Cuando se acerca la noche es el momento de recoger los trastos, esconder la silla detrás de un seto -para ahorrarse el transporte cada día- y vuelta a casa. Casa es el nombre de la habitación que tienen alquilada por 200 euros en un piso al principio de la calle Filipinas. En Ruzafa, claro. En los confines del barrio se apañan con un dormitorio donde agolpan sus escasas pertenencias. Su vida son sus instrumentos, algo de ropa y comida, y poco más. Parece poco y aún así fueron víctimas, en su anterior hogar, de unos compatriotas que les quitaron todo lo que tenían. Robarle a un pobre. Una vida sin algodones.

En casa encienden la tele y cuando suena una música que les gusta, se lanzan a por sus instrumentos para ponerse a tocar. Vivir del arte. En lo espiritual y en lo material. Porque las jornadas sentada en ese chaflán de Ruzafa, bajo la cristalera de una sucursal bancaria, de esas que cada vez se parecen más a un garito y menos a un banco, llenan el bolsillo. “Yo me saco 20 o 25 euros todos los días”, asegura, siempre sonriente, Victoria, que no deja de saludar a unos y a otros.

Se la ve feliz. “Yo tengo un buen recuerdo de mi infancia. Mis padres tocaban varios instrumentos, como los padres de mi marido. Ahora mis hijos no tienen trabajo y yo les envío dinero siempre que puedo”, repasa este mujer rumana que desvela que el motivo por el que eligieron España en busca de un futuro “fue porque son dos idiomas que se parecen mucho al hablar. Aquí estoy muy a gusto. La gente es buena y se porta muy bien conmigo. Los que me conocen desde hace años, me ayudan con lo que pueden: diez céntimos, veinte céntimos... Es suficiente para mí porque yo no bebo, no fumo, no tengo vicios... Y aún me da para enviarle algo a mis hijos y mis nietos”. El mayor ya tiene 25 años. El pequeño aún no ha cumplido los tres.
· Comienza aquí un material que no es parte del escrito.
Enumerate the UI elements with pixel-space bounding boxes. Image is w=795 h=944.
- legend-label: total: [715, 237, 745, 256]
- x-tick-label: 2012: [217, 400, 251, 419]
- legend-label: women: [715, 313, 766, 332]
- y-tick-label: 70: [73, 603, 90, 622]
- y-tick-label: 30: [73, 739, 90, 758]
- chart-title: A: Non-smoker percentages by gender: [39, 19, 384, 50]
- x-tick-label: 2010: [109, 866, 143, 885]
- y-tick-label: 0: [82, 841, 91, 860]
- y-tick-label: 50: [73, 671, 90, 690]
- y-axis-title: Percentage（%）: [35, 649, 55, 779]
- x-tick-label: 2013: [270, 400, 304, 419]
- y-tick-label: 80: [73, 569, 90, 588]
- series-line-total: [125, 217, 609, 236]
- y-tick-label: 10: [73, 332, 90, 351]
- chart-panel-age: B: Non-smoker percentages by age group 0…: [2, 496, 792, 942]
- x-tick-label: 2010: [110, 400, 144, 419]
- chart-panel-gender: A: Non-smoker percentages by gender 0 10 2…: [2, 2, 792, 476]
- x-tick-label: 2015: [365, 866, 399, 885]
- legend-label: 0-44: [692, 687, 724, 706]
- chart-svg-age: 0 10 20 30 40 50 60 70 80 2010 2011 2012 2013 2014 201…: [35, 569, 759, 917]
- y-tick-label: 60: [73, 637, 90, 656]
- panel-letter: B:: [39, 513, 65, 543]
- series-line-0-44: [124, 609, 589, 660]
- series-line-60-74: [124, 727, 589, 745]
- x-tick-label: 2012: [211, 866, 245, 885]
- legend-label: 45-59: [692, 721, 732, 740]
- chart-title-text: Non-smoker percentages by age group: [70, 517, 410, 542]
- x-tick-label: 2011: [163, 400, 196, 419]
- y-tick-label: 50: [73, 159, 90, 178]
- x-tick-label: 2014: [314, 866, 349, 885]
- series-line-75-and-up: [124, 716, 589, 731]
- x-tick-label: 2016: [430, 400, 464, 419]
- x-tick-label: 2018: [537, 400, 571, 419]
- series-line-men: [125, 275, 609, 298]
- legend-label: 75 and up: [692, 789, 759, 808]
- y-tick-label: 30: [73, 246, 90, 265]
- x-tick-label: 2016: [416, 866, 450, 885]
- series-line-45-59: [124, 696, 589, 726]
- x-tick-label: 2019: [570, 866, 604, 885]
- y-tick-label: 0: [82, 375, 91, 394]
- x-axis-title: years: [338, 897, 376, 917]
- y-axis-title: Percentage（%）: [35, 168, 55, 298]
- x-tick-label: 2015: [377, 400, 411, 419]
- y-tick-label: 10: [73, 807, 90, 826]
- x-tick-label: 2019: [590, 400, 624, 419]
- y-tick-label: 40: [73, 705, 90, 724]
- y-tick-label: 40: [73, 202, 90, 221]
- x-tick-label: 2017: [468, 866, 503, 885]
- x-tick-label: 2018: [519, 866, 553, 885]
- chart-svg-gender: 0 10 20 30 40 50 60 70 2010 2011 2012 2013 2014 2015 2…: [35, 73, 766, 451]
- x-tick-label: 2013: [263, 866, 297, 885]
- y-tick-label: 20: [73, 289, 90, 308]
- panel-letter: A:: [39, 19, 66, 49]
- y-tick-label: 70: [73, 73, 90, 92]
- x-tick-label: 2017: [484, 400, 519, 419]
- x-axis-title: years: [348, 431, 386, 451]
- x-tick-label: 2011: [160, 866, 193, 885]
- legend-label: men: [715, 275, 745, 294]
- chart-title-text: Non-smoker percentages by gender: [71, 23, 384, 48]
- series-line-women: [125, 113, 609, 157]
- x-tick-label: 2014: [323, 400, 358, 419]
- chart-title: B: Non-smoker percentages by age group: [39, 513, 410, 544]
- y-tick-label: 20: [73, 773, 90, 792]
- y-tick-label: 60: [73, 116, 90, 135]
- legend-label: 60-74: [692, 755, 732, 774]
Mientras habla y habla, van cayendo monedas, saludos, besos al aire. “Adiós, Victoria, guapa”. Y ella responde, al instante. “Adiós, salud, gracias”. Un hombre pasa y la saluda en italiano: “Buona sera, signorina”. Y ella se ríe. Otro hombre levanta la manos cuando pasa por su lado y luego se queda en la esquina, al lado del semáforo, haciéndose el distraído. En realidad está al acecho, estudiando por los gestos, por las palabras sueltas que le llegan, quién es ese desconocido que lleva un buen rato hablando con Victoria. La cuidan a distancia.
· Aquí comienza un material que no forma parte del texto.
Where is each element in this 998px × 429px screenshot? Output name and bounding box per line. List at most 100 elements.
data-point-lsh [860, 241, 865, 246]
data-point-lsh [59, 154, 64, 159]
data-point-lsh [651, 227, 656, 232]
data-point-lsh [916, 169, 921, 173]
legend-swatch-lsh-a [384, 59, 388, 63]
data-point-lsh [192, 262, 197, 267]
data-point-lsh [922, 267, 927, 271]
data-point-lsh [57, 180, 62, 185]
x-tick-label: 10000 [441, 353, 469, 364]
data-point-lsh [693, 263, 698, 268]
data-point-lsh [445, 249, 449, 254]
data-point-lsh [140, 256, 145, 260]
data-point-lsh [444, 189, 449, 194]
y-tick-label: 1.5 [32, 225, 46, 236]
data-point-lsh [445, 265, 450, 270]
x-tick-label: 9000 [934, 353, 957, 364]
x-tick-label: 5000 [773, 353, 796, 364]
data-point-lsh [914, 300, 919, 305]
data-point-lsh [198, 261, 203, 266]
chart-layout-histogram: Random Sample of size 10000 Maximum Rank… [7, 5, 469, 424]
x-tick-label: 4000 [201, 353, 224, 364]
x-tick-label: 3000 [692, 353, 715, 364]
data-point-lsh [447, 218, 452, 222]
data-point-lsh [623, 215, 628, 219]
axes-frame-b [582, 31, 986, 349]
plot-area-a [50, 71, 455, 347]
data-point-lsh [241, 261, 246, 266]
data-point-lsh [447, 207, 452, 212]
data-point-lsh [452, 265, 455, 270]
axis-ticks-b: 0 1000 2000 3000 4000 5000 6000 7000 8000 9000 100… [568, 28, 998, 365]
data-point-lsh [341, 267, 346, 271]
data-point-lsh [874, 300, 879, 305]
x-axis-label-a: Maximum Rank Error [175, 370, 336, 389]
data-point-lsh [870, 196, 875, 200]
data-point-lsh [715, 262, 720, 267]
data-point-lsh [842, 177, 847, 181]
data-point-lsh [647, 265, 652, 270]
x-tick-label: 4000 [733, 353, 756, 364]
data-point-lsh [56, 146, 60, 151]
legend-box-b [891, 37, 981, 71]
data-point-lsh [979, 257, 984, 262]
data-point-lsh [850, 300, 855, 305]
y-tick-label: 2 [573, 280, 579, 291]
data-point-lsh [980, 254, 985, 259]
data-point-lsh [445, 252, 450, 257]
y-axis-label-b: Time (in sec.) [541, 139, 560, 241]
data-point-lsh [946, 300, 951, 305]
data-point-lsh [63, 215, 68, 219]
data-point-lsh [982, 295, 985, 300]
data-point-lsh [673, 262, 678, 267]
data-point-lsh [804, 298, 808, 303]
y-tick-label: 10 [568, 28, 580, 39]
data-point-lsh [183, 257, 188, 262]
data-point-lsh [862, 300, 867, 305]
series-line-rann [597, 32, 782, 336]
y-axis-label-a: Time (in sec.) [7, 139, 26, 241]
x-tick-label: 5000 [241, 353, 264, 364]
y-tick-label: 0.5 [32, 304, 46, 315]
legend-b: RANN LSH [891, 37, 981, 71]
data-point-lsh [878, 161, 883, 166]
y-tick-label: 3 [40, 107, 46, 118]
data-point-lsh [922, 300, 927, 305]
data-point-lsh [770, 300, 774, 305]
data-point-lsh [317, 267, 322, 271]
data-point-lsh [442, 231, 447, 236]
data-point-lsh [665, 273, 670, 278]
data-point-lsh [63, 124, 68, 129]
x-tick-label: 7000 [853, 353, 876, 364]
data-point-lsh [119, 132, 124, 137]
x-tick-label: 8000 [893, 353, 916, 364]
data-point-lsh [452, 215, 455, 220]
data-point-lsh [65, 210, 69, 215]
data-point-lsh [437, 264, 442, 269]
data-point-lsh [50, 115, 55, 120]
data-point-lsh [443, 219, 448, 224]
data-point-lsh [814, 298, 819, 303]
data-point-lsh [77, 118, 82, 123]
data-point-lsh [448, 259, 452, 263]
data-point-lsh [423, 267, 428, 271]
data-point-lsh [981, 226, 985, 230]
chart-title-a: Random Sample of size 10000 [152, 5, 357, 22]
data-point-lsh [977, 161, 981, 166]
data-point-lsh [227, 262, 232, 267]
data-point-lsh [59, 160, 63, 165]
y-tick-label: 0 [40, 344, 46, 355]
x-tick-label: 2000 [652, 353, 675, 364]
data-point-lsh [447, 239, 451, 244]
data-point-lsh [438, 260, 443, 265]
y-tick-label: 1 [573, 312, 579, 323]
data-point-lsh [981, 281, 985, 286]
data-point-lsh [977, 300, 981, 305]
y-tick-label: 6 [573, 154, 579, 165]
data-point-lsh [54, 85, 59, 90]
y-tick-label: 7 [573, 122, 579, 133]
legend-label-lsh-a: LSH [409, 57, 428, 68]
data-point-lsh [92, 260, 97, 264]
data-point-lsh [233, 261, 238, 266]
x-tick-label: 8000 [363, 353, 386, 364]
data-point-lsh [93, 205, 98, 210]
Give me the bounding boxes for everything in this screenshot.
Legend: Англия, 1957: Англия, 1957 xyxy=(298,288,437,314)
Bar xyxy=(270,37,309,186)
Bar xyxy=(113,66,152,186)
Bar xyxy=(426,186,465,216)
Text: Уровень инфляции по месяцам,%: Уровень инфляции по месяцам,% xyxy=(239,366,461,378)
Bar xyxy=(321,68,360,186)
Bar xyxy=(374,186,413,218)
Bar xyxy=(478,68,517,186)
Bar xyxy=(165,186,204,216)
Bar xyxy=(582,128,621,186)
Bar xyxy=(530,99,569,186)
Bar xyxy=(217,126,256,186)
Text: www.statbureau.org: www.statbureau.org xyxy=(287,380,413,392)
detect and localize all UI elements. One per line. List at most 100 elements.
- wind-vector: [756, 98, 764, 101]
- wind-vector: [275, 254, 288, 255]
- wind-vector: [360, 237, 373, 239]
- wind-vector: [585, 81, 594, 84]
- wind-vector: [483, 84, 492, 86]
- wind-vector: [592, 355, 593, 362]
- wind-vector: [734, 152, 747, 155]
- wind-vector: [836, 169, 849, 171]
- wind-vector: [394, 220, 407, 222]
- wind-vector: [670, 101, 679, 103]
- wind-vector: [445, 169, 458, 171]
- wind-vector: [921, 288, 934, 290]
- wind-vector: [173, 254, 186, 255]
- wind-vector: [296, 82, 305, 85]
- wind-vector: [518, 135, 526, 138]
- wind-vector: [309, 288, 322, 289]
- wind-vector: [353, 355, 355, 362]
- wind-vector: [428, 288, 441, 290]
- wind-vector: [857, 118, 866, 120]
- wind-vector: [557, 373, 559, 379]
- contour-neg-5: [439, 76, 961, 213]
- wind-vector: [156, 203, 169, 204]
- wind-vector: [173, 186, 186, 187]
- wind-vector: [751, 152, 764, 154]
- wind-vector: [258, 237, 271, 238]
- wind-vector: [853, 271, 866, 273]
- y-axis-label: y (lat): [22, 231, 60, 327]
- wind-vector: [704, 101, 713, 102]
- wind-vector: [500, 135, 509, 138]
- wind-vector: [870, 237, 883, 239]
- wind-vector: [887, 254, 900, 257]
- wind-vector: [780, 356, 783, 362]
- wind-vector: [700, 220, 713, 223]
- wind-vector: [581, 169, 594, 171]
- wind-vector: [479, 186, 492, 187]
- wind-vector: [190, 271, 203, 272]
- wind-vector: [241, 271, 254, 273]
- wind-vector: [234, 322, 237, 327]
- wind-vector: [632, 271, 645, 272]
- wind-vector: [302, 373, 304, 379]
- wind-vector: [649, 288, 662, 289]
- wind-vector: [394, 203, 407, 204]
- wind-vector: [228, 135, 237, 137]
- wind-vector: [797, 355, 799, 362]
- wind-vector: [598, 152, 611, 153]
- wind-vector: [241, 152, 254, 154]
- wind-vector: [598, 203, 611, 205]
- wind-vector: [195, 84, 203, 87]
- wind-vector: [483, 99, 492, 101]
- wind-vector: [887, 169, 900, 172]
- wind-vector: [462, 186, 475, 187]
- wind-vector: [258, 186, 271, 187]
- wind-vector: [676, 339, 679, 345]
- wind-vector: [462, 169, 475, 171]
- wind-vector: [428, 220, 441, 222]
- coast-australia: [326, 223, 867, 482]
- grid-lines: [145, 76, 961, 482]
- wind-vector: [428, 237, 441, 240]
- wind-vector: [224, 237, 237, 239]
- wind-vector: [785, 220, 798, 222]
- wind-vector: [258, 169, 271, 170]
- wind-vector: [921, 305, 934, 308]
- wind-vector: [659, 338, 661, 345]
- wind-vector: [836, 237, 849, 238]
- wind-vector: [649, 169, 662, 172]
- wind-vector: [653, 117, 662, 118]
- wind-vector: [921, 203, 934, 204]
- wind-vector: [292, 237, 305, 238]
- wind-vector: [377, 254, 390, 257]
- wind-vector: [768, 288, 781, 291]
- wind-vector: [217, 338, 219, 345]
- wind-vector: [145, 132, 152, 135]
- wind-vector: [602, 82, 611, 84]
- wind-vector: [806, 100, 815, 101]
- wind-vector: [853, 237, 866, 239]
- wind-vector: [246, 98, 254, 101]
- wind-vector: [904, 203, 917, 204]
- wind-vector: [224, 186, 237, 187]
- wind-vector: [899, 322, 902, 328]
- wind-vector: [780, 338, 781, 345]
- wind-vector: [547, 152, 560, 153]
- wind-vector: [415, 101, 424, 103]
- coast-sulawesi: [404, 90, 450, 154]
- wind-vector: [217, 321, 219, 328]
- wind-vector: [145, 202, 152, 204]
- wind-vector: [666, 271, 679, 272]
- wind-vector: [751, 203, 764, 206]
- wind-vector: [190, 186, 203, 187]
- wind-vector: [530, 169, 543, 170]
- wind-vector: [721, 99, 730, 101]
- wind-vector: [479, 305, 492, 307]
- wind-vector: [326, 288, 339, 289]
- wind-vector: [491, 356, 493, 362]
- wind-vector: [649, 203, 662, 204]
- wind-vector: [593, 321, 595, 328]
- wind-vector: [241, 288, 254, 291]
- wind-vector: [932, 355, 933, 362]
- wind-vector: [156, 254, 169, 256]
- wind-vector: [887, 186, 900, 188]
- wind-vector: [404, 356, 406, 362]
De repente suena un teléfono y Victoria saca del carrito de la compra un Alcatel blanco del año de la polca. Habla en rumano. Una conversación breve. Luego vuelve al lío. “Yo no cambio este sitio. Llevo aquí diez años y ya me conoce todo el mundo y me dan dinero. A mí no me gusta pedir, ni ser pesado como otros rumanos que no paran de acosar a la gente. ‘Dame, dame, dame’. Yo solo doy los buenos días y toco mi acordeón”. Tú me das dinero, yo te doy música. Un trato justo.

Su ‘trabajo’ le da lo suficiente para vivir. Sin alardes. El médico ya le ha dicho a su marido que debe operarse de cataratas. De vez en cuando le pinchan en los ojos. Pero ni Dimitri, que es diabético, ni ella pueden costearse una intervención. Por eso, quizá, recuerda que lleva demasiado tiempo con su Hohner en reposo. Dice que tiene que volver a tocar. Agarra el acordeón y empieza a mover los dedos. La música vuelve a amenizar la entrada a Ruzafa. “Buenas tardes, Victoria”. “Adiós, salud, gracias”.